Open OTP-Maintainer opened 7 years ago

OTP-Maintainer commented 7 years ago

Original reporter: boris.okner Affected version: OTP-19.1.1 Component: runtime_tools Migrated from: https://bugs.erlang.org/browse/ERL-355


When using 'function_call' and 'function_return' tracepoints, LTTng viewer always show 'depth = 0' regardless of the actual stack depth. Following is the sample of the LTTng viewer output showing one function calling another, with the inner function call and return having 'depth = 0' (whereas it should have been 1):

[20:56:09.773366183] (+0.000000084) jabber-node03 org_erlang_dyntrace:function_call: { cpu_id = 4 }, { pid = "<0.31599.6>", entry = "ezlib:process/2", depth = 0 }
[20:56:09.773379981] (+0.000000136) jabber-node03 org_erlang_dyntrace:function_call: { cpu_id = 4 }, { pid = "<0.31599.6>", entry = "ezlib_nif:process_buffer/2", depth = 0 }
[20:56:09.773399320] (+0.000000762) jabber-node03 org_erlang_dyntrace:function_return: { cpu_id = 4 }, { pid = "<0.31599.6>", entry = "ezlib_nif:process_buffer/2", depth = 0 }
[20:56:09.773406352] (+0.000000256) jabber-node03 org_erlang_dyntrace:function_return: { cpu_id = 4 }, { pid = "<0.31599.6>", entry = "ezlib:process/2", depth = 0 }

Having depth value right is critical for us to properly analyze the traces, as it gives a shield against lost lttng records and/or function calls that do not return (either by design or for other reasons). 
OTP-Maintainer commented 7 years ago

lukas said:

The lttng tracing is implemented using the erl_tracer NIF framework and thus has access to the same information as exposed through the nif API. At the moment, it is not possible to get the current stack size from a NIF so the lttng probes do not provide it. The reason it is in the trace at all it because the dtrace/systemtap probes have it and we want the different tracing technologies to be consistent.

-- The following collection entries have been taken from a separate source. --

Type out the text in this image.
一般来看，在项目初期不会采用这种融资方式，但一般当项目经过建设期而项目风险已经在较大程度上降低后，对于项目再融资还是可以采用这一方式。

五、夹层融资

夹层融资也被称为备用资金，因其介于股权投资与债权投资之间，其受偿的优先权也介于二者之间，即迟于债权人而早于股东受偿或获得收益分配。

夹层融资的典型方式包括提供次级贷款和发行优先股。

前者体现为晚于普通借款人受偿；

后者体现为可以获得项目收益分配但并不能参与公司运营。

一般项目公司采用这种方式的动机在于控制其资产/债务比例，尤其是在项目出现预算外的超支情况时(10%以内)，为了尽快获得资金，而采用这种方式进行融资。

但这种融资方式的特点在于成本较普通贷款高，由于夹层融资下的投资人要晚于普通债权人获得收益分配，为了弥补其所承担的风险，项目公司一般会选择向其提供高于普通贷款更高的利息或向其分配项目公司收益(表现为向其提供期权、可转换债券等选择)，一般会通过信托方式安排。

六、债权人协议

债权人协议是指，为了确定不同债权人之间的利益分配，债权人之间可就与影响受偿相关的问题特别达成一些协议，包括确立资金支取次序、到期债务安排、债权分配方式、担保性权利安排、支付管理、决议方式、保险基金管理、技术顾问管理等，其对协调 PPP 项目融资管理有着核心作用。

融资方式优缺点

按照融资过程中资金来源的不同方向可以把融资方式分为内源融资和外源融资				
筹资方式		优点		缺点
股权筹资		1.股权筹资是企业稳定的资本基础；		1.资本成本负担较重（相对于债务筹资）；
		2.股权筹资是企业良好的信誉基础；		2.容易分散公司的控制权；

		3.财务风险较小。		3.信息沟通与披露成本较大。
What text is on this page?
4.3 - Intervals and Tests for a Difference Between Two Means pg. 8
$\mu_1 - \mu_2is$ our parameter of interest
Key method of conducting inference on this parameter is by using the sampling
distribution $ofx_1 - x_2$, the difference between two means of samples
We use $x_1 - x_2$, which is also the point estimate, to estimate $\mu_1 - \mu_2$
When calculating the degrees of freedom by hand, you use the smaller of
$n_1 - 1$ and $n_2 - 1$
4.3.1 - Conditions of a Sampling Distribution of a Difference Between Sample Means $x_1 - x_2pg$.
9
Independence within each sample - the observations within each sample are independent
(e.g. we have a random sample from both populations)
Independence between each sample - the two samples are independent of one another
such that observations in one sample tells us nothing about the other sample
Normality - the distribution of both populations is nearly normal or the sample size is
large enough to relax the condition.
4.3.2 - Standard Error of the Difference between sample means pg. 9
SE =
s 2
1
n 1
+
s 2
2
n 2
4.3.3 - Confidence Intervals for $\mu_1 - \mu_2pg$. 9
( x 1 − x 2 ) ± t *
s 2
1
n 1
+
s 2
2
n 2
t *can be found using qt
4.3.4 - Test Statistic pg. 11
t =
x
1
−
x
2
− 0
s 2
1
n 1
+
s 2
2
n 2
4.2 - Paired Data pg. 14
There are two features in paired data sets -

With regards to your assertion that you need it in order to analyze traces. Having the depth will not give you any guarantees that you will catch all lost trace messages. For instance the process may pop the stack multiple times and then call down again to the same function using a different path. So no matter what you do, you will have to deal with the possibility of lost trace messages and not being able to reconstruct the call path of a process.

That being said, if you or someone else wants to contribute a way for nifs to get this information, I don't think we'd have any problems with that. However with the way that dirty-schedulers work it will be a non-trivial thing to implement.
OTP-Maintainer commented 7 years ago

lukas said:

It may also be possible to implement via extending the matchspec functions related to tracing, in the same way as process_dump works.
OTP-Maintainer commented 7 years ago

boris.okner said:

Thank you for the clarification and suggestions. You are right in that having depth value alone is not sufficient to reliably analyze the call path. However, it will greatly reduce the number of cases where the analyzing code has to make complex decisions to deal with the broken call stack.
It would also be great if the documentation mentioned that the 'depth' field does not currently represent the stack depth and is there for consistency only.